Reviews
The first edition of this book was reviewed in the August 2006 Posthorn. The book was expanded in 2011 and updated again in 2015. The most significant change is that this third edition has 86 pages vs 60 in the first edition.
Tourist cruises to Spitzbergen were popular during the last decade of the 19th century and during the early 1900s up until the outbreak of World War I. The introductory chapter provides some historic background and mentions the picture postcards that were spawned by the Polar balloon flights of Andrée and Wellman. The tourist ships and the firms that operated them are summarized.
Early cruise ships were chartered by Capt. Wilhelm Bade of Germany. In the 1890s he used such ships as the Stettin, Danzig, Erling Jarl, and Kong Harald. Several Norwegian shipping firms provided cruise service via the Lofoten, Neptun, and Vega. British lines employed the Lusitania, Garonne, and Ophir, and St. Sunniva. Germany’s Hamburg-Amerika Line used the Columbia, Auguste Victoria, Moltke, and Oceana among others, and its Norddeutscher Lloyd Line offered tourists passage on the Grosser Kurfurst and Prinz Friedrich Wilhelm.

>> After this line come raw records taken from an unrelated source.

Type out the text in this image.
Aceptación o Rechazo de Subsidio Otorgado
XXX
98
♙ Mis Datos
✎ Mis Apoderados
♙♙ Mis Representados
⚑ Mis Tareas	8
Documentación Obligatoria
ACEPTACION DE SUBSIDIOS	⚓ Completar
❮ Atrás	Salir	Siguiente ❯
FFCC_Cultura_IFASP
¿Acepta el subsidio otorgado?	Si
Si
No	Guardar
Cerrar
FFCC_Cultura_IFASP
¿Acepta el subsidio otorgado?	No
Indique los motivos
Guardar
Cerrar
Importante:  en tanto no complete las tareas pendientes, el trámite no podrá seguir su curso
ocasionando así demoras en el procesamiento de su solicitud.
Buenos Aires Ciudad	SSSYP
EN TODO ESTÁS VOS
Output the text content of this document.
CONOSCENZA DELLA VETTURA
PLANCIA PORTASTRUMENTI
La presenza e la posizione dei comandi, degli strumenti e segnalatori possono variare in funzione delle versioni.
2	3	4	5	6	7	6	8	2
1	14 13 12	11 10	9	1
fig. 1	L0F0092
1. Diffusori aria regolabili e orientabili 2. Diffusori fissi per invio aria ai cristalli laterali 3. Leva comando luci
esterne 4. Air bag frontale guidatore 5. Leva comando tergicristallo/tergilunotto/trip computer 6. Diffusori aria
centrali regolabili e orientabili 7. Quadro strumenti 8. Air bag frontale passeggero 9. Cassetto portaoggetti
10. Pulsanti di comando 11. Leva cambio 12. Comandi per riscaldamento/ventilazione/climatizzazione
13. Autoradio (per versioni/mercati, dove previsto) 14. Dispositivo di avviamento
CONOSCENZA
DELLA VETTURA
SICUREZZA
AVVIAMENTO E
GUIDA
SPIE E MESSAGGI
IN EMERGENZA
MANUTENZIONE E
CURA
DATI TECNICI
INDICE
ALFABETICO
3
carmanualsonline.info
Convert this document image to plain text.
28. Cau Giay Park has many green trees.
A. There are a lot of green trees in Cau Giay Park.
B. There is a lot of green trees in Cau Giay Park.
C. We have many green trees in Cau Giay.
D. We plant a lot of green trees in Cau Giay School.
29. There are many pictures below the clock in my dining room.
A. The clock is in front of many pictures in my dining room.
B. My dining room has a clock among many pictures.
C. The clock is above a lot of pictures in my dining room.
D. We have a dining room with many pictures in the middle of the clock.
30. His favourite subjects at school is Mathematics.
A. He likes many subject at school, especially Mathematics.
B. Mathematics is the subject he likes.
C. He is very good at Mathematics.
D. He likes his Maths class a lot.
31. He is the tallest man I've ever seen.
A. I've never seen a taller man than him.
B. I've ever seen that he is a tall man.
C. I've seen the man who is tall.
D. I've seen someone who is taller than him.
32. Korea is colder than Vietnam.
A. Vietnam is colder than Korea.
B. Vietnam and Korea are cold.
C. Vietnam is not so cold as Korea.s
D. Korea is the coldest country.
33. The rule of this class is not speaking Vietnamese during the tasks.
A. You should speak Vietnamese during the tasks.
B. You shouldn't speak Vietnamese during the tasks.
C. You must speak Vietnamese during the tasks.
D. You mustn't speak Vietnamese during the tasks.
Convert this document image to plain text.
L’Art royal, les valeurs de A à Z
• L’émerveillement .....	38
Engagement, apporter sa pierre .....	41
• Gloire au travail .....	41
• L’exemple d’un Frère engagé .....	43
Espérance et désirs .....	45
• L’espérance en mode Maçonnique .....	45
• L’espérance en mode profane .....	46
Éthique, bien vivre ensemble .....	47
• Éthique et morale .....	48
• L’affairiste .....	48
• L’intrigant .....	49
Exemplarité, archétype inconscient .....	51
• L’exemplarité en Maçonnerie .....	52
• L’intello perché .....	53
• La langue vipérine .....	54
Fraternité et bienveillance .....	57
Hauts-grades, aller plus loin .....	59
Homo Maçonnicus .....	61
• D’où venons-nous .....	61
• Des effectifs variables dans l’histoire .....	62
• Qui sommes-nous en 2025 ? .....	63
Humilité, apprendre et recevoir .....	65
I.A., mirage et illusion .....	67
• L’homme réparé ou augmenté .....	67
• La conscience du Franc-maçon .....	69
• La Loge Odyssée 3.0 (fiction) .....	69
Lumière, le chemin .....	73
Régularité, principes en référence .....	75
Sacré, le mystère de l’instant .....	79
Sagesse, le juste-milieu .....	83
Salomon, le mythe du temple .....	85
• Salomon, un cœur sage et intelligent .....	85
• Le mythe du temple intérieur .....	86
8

The section on stamps and etiquettes was expanded based on publication of a Norwegian local post catalog. The cachets of the various ship companies are clearly illustrated with some examples on cover as well. Cachets of the Andrée and Wellman expeditions are shown and a useful alphabetical list of cachets by place name concludes that section. A bibliography offers readers further references to consider.
An appendix lists the cruise ships with details like shipping line, gross tonnage, builder and date, and ultimate disposal. Another appendix consists of tables listing the post offices that cancelled Spitzbergen mail over the period covered by the book, the number of covers and cards recorded for each cachet, cards by destination, and the names of the tourist ships that visited Spitzbergen from 1893 to 1914.
The text is nicely laid out and the illustrations are of good size and in color. This book is a nice record for collectors of Spitzbergen mail during this interesting period of postal history.